Independent oil and gas exploration company African Petroleum (AP) has signed non-binding heads of terms and a binding exclusivity agreement with an unnamed firm described as “well funded, listed oil and gas company with a strong track record in offshore deep-water drilling.”
The heads of terms and exclusivity agreement provide a framework for the incoming third party to secure a 70% operated interest in the company’s SOSP production sharing contract (PSC) in Senegal and the A1 and A4 licenses in The Gambia, AP said on Tuesday.
African Petroleum holds a 90% operated working interest in exploration blocks Rufisque Offshore Profond (ROP) and Senegal Offshore Sud Profond (SOSP). The National Oil Company Petrosen holds the remaining 10% equity. In The Gambia, AP holds a 100% operated working interest in offshore licenses A1 and A4.
AP explained that the exclusivity agreement grants the incoming third party an initial eight week period of exclusivity over the company’s SOSP PSC in Senegal and the A1 and A4 licenses in The Gambia. This period of exclusivity may be further extended under certain conditions. During the period of exclusivity the company and the incoming party will work together to finalize negotiations with the respective governments in order to amend the work commitment in Senegal and to enter the next phase of the licenses in The Gambia, complete due diligence, and agree and execute farm-in documentation.

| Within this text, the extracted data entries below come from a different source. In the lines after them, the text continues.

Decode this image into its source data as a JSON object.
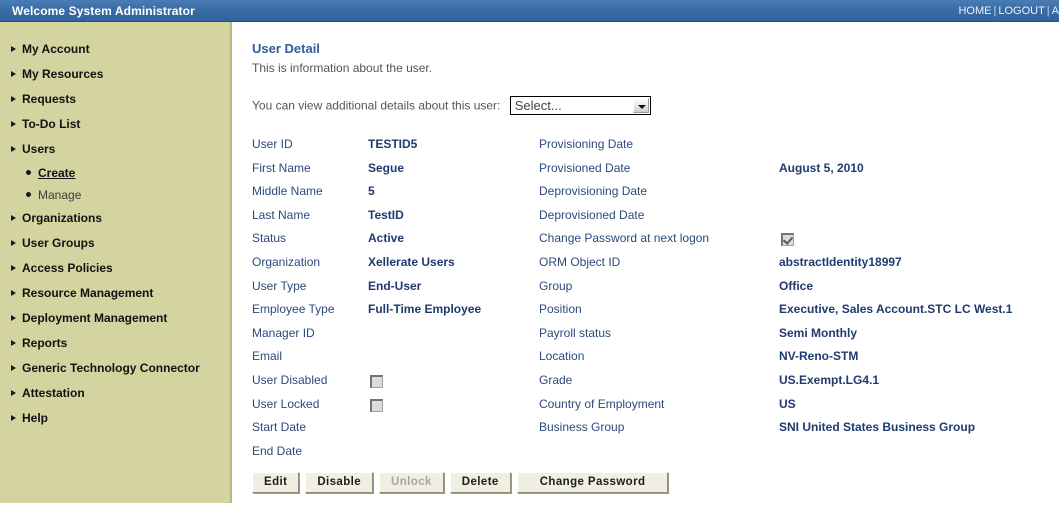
{
  "header": {
    "welcome": "Welcome System Administrator",
    "links": [
      {
        "label": "HOME"
      },
      {
        "label": "LOGOUT"
      },
      {
        "label": "A"
      }
    ],
    "separator": "|"
  },
  "sidebar": {
    "items": [
      {
        "label": "My Account"
      },
      {
        "label": "My Resources"
      },
      {
        "label": "Requests"
      },
      {
        "label": "To-Do List"
      },
      {
        "label": "Users"
      },
      {
        "label": "Organizations"
      },
      {
        "label": "User Groups"
      },
      {
        "label": "Access Policies"
      },
      {
        "label": "Resource Management"
      },
      {
        "label": "Deployment Management"
      },
      {
        "label": "Reports"
      },
      {
        "label": "Generic Technology Connector"
      },
      {
        "label": "Attestation"
      },
      {
        "label": "Help"
      }
    ],
    "users_subitems": [
      {
        "label": "Create",
        "current": true
      },
      {
        "label": "Manage",
        "current": false
      }
    ]
  },
  "main": {
    "title": "User Detail",
    "subtitle": "This is information about the user.",
    "additional_details_label": "You can view additional details about this user:",
    "select": {
      "value": "Select...",
      "options": [
        "Select..."
      ]
    },
    "left_fields": [
      {
        "label": "User ID",
        "value": "TESTID5",
        "type": "text"
      },
      {
        "label": "First Name",
        "value": "Segue",
        "type": "text"
      },
      {
        "label": "Middle Name",
        "value": "5",
        "type": "text"
      },
      {
        "label": "Last Name",
        "value": "TestID",
        "type": "text"
      },
      {
        "label": "Status",
        "value": "Active",
        "type": "text"
      },
      {
        "label": "Organization",
        "value": "Xellerate Users",
        "type": "text"
      },
      {
        "label": "User Type",
        "value": "End-User",
        "type": "text"
      },
      {
        "label": "Employee Type",
        "value": "Full-Time Employee",
        "type": "text"
      },
      {
        "label": "Manager ID",
        "value": "",
        "type": "text"
      },
      {
        "label": "Email",
        "value": "",
        "type": "text"
      },
      {
        "label": "User Disabled",
        "value": "",
        "type": "checkbox",
        "checked": false
      },
      {
        "label": "User Locked",
        "value": "",
        "type": "checkbox",
        "checked": false
      },
      {
        "label": "Start Date",
        "value": "",
        "type": "text"
      },
      {
        "label": "End Date",
        "value": "",
        "type": "text"
      }
    ],
    "right_fields": [
      {
        "label": "Provisioning Date",
        "value": "",
        "type": "text"
      },
      {
        "label": "Provisioned Date",
        "value": "August 5, 2010",
        "type": "text"
      },
      {
        "label": "Deprovisioning Date",
        "value": "",
        "type": "text"
      },
      {
        "label": "Deprovisioned Date",
        "value": "",
        "type": "text"
      },
      {
        "label": "Change Password at next logon",
        "value": "",
        "type": "checkbox",
        "checked": true
      },
      {
        "label": "ORM Object ID",
        "value": "abstractIdentity18997",
        "type": "text"
      },
      {
        "label": "Group",
        "value": "Office",
        "type": "text"
      },
      {
        "label": "Position",
        "value": "Executive, Sales Account.STC LC West.1",
        "type": "text"
      },
      {
        "label": "Payroll status",
        "value": "Semi Monthly",
        "type": "text"
      },
      {
        "label": "Location",
        "value": "NV-Reno-STM",
        "type": "text"
      },
      {
        "label": "Grade",
        "value": "US.Exempt.LG4.1",
        "type": "text"
      },
      {
        "label": "Country of Employment",
        "value": "US",
        "type": "text"
      },
      {
        "label": "Business Group",
        "value": "SNI United States Business Group",
        "type": "text"
      }
    ],
    "buttons": [
      {
        "label": "Edit",
        "disabled": false,
        "wide": false
      },
      {
        "label": "Disable",
        "disabled": false,
        "wide": false
      },
      {
        "label": "Unlock",
        "disabled": true,
        "wide": false
      },
      {
        "label": "Delete",
        "disabled": false,
        "wide": false
      },
      {
        "label": "Change Password",
        "disabled": false,
        "wide": true
      }
    ]
  },
  "colors": {
    "header_blue": "#3a6ca6",
    "sidebar_khaki": "#d4d4a0",
    "title_blue": "#2f5d99",
    "label_blue": "#2b4a7d",
    "value_blue": "#1f3b6e",
    "button_face": "#f0efe2"
  }
}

The heads of terms sets out the broad commercial terms under which the incoming party intends to, subject to certain conditions, farm-in to the company’s SOSP PSC in Senegal and the A1 and A4 licenses in The Gambia. The terms propose that the incoming party will pay up to $8.5 million to the company, fund 100% of at least two deep water offshore wells at a gross cost of up to $35 million per well, fund 100% of a 3D seismic acquisition, fund 100% of pre-stack depth migration (PSDM) processing/reprocessing, and potentially fund 100% and 85% respectively of a further two wells at a gross cost of up to $35 million per well.
According to the broad commercial terms for Senegal, the incoming party proposes to farm-in to the SOSP PSC for a 70% operated interest in return for reimbursing 100% of certain license fee costs; paying 100% of acquiring 3D seismic and PSDM processing; and paying 100% of the first exploration well.
Further, the incoming party proposes to farm-in to the A1 license for a 70% operated interest in return for reimbursing 100% of certain license fee costs; paying 100% of PSDM reprocessing; paying 100% of the first exploration well; and paying 85% of the second exploration well.
As for the A4 license, the incoming party is to be granted a 15 month option to farm-in to the A4 license for a 70% operated interest in return for paying 100% of the annual license fees for the license during the option period. Should the incoming party exercise its option then it will pay 100% of the first exploration well in order to earn its 70% operated interest.
Commenting on this announcement, African Petroleum’s Chief Executive Officer, Jens Pace, said: “Whilst final farm-in agreements are subject to completion and the successful outcome of negotiations with the governments in Senegal and The Gambia, we are confident that the proposed partner’s reputation, strong balance sheet and appetite to explore the potential of these exciting licenses with the drill-bit, will greatly increase our ability to conclude the discussions with an outcome that benefits all parties. Our objective is to ensure that African Petroleum’s shareholders retain significant exposure to several firm and contingent wells, at no cash cost to the company, in one of the most exciting hydrocarbon basins in the world.”